There’s the app, and there’s the website launch as well. And what that’s going to do is automate certain functions, such as customer credit approvals. An example would be on a subscription, you would just go on the app, you can get approved right on the app and get instant approval, and then we’ll move on to the next steps and then fill out all the documentation.
So, it’ll onboard the customers quicker and for a seamless customer experience and then in the back office, less overhead, obviously, because we’re automating the application and credit approval function as well as the billing function, we can go — simulate it Uber, you can change your credit card, view your account, et cetera. Less interaction with the customer, less overhead and faster onboarding. Does that make sense?
Thank you. Yes, it does. I guess my last question would be mostly to do with the most recent quarter. Obviously, is quite a change from the quarter before that, COVID obviously played a pretty big role? I wonder maybe you could help us investors look at the next couple quarters, what kind of catalysts do we need to look for? How do we kind of more or less extrapolate this current $7 million plus number into the future and apply a certain way of approach rate and I know sales type leases were — sorry sales type revenues because a lot to account for your success. I’m trying to get a little bit of a better handle on the future and I’m not counting there yet.
Okay. What to expect? We just announced an acquisition agreement for a dealership that does approximately $100 million a year and $5.6 million dollars in pretax income. It has a footprint. And if we close that deal on target, we will integrate those financials into ours.
So, our company will look significantly larger, significantly more profitable. And we intend to have significantly more subscriptions and sales back leased. And then looking further out, it’s basically a repeat. We’re rolling up dealerships, which earn their accretive to earnings when you accrete earnings; it typically is accretive to the stock price and shareholder value. And then you overlay and web-enable and overlay the technology and products on that dealership that generates greater demand for the product line and you sell more product. It’s a straightforward strategy
That’s great. Thank you so much.
It’s foreseeable to add many dollars in income quarterly as the others have. The difference here is the-commerce generating top and bottom-line growth, which creates same-store sales growth. Does that make sense? Thank you.

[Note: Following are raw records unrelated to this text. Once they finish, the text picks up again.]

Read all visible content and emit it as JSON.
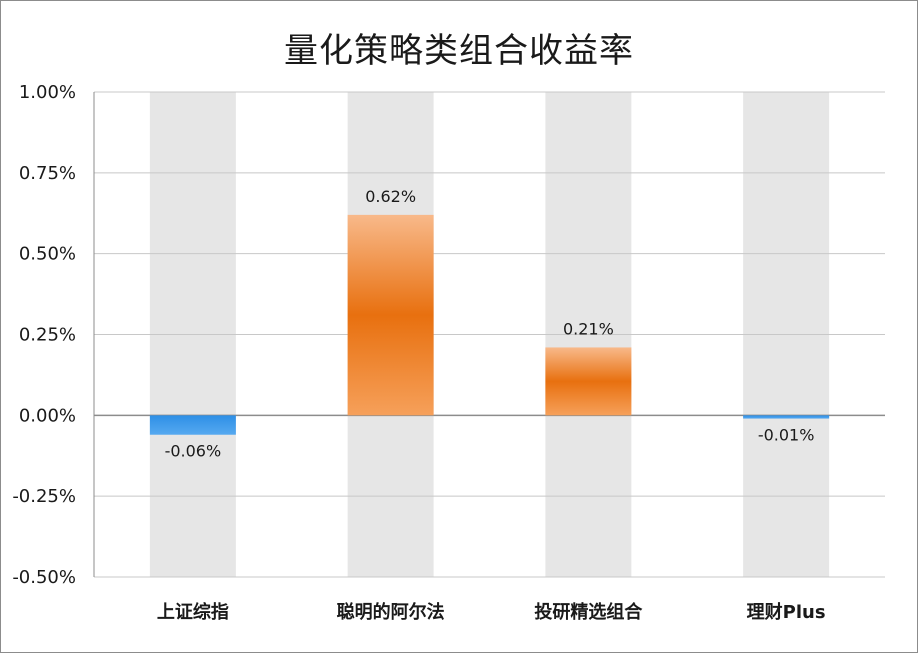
{
  "chart_data": {
    "type": "bar",
    "title": "量化策略类组合收益率",
    "categories": [
      "上证综指",
      "聪明的阿尔法",
      "投研精选组合",
      "理财Plus"
    ],
    "values": [
      -0.06,
      0.62,
      0.21,
      -0.01
    ],
    "data_labels": [
      "-0.06%",
      "0.62%",
      "0.21%",
      "-0.01%"
    ],
    "ylim": [
      -0.5,
      1.0
    ],
    "yticks": [
      1.0,
      0.75,
      0.5,
      0.25,
      0.0,
      -0.25,
      -0.5
    ],
    "ytick_labels": [
      "1.00%",
      "0.75%",
      "0.50%",
      "0.25%",
      "0.00%",
      "-0.25%",
      "-0.50%"
    ],
    "grid": true,
    "legend": "none",
    "colors": {
      "positive": "#e8700f",
      "positive_light": "#f8b98a",
      "negative": "#2e8fe6",
      "band": "#e6e6e6",
      "grid": "#c8c8c8",
      "axis": "#8c8c8c"
    }
  }
}
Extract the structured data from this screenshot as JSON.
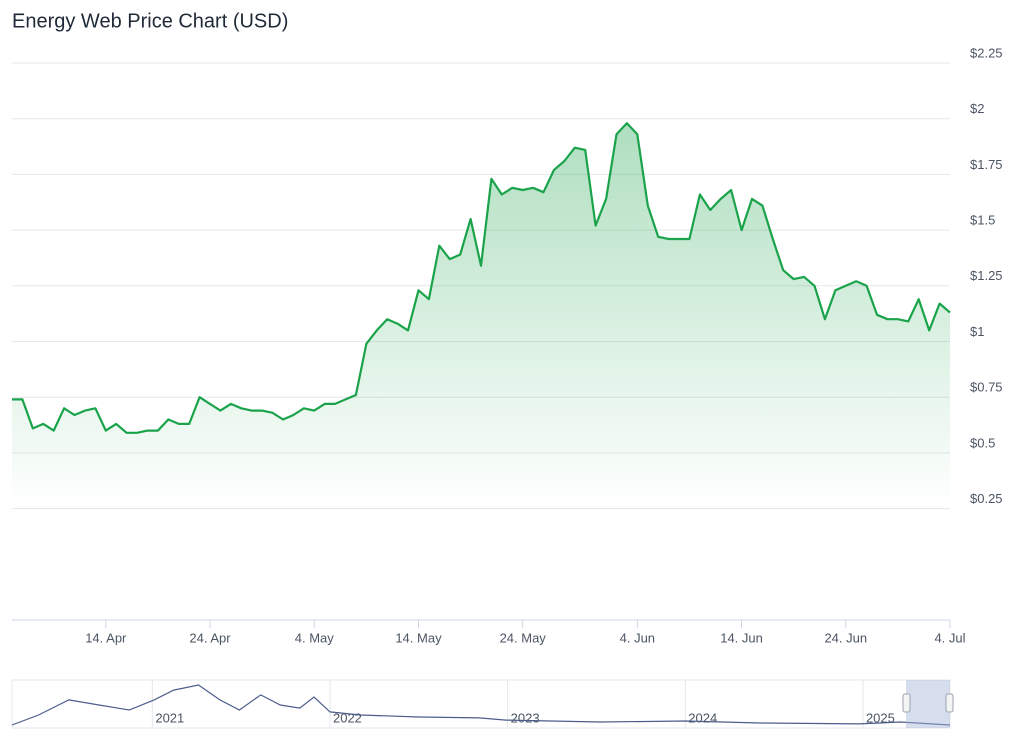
{
  "chart_data": [
    {
      "type": "area",
      "title": "Energy Web Price Chart (USD)",
      "color": "#1aa34a",
      "x": [
        95,
        96,
        97,
        98,
        99,
        100,
        101,
        102,
        103,
        104,
        105,
        106,
        107,
        108,
        109,
        110,
        111,
        112,
        113,
        114,
        115,
        116,
        117,
        118,
        119,
        120,
        121,
        122,
        123,
        124,
        125,
        126,
        127,
        128,
        129,
        130,
        131,
        132,
        133,
        134,
        135,
        136,
        137,
        138,
        139,
        140,
        141,
        142,
        143,
        144,
        145,
        146,
        147,
        148,
        149,
        150,
        151,
        152,
        153,
        154,
        155,
        156,
        157,
        158,
        159,
        160,
        161,
        162,
        163,
        164,
        165,
        166,
        167,
        168,
        169,
        170,
        171,
        172,
        173,
        174,
        175,
        176,
        177,
        178,
        179,
        180,
        181,
        182,
        183,
        184,
        185
      ],
      "values": [
        0.74,
        0.74,
        0.61,
        0.63,
        0.6,
        0.7,
        0.67,
        0.69,
        0.7,
        0.6,
        0.63,
        0.59,
        0.59,
        0.6,
        0.6,
        0.65,
        0.63,
        0.63,
        0.75,
        0.72,
        0.69,
        0.72,
        0.7,
        0.69,
        0.69,
        0.68,
        0.65,
        0.67,
        0.7,
        0.69,
        0.72,
        0.72,
        0.74,
        0.76,
        0.99,
        1.05,
        1.1,
        1.08,
        1.05,
        1.23,
        1.19,
        1.43,
        1.37,
        1.39,
        1.55,
        1.34,
        1.73,
        1.66,
        1.69,
        1.68,
        1.69,
        1.67,
        1.77,
        1.81,
        1.87,
        1.86,
        1.52,
        1.64,
        1.93,
        1.98,
        1.93,
        1.61,
        1.47,
        1.46,
        1.46,
        1.46,
        1.66,
        1.59,
        1.64,
        1.68,
        1.5,
        1.64,
        1.61,
        1.46,
        1.32,
        1.28,
        1.29,
        1.25,
        1.1,
        1.23,
        1.25,
        1.27,
        1.25,
        1.12,
        1.1,
        1.1,
        1.09,
        1.19,
        1.05,
        1.17,
        1.13
      ],
      "xlim": [
        95,
        185
      ],
      "xticks": [
        {
          "value": 104,
          "label": "14. Apr"
        },
        {
          "value": 114,
          "label": "24. Apr"
        },
        {
          "value": 124,
          "label": "4. May"
        },
        {
          "value": 134,
          "label": "14. May"
        },
        {
          "value": 144,
          "label": "24. May"
        },
        {
          "value": 155,
          "label": "4. Jun"
        },
        {
          "value": 165,
          "label": "14. Jun"
        },
        {
          "value": 175,
          "label": "24. Jun"
        },
        {
          "value": 185,
          "label": "4. Jul"
        }
      ],
      "ylim": [
        -0.25,
        2.25
      ],
      "yticks": [
        {
          "value": 0.25,
          "label": "$0.25"
        },
        {
          "value": 0.5,
          "label": "$0.5"
        },
        {
          "value": 0.75,
          "label": "$0.75"
        },
        {
          "value": 1,
          "label": "$1"
        },
        {
          "value": 1.25,
          "label": "$1.25"
        },
        {
          "value": 1.5,
          "label": "$1.5"
        },
        {
          "value": 1.75,
          "label": "$1.75"
        },
        {
          "value": 2,
          "label": "$2"
        },
        {
          "value": 2.25,
          "label": "$2.25"
        }
      ],
      "grid": true
    },
    {
      "type": "line",
      "color": "#4c5c8c",
      "x": [
        2020.21,
        2020.36,
        2020.53,
        2020.7,
        2020.87,
        2021.01,
        2021.12,
        2021.26,
        2021.38,
        2021.49,
        2021.61,
        2021.72,
        2021.83,
        2021.91,
        2022.0,
        2022.17,
        2022.5,
        2022.84,
        2022.99,
        2023.52,
        2024.0,
        2024.42,
        2024.98,
        2025.21,
        2025.49
      ],
      "values": [
        1.25,
        5.4,
        11.7,
        9.6,
        7.5,
        11.7,
        15.8,
        17.9,
        11.7,
        7.5,
        13.8,
        9.6,
        8.3,
        12.9,
        6.7,
        5.4,
        4.6,
        4.2,
        3.3,
        2.5,
        2.9,
        2.1,
        1.7,
        2.5,
        1.25
      ],
      "xlim": [
        2020.21,
        2025.49
      ],
      "xticks": [
        2021,
        2022,
        2023,
        2024,
        2025
      ],
      "ylim": [
        0,
        20
      ]
    }
  ]
}
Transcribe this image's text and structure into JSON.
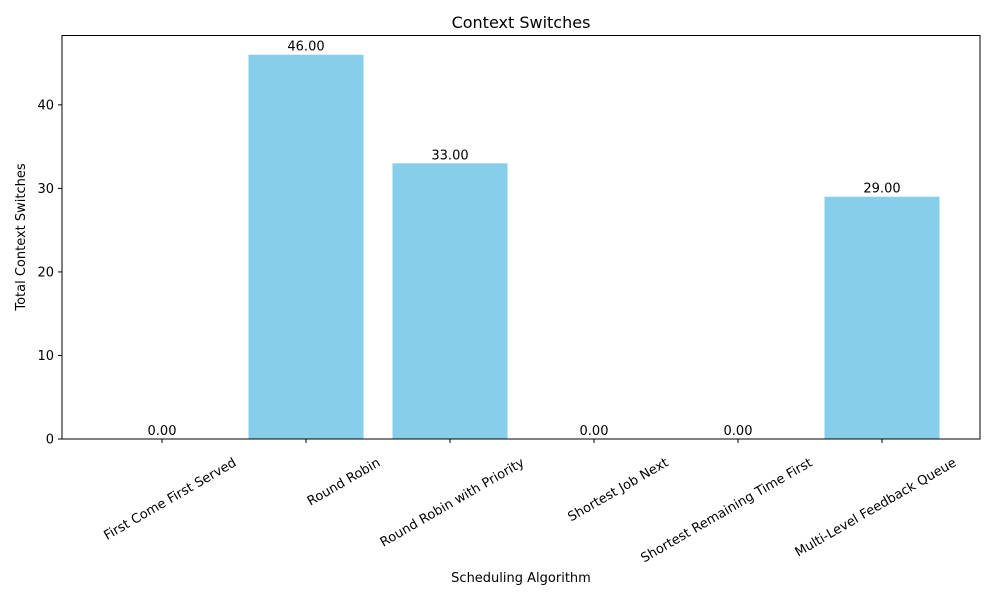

This concludes the question-and-answer session. I’d like to turn the conference back over to Sam Tawfik for any closing remarks.
Well, thank you all. Thanks for participating. I know it’s Friday and I know it’s 6 o’clock already. Thanks for joining the call and looking forward to our next quarter.
This concludes today’s conference call. You may disconnect your lines. Thank you for participating and have a pleasant day.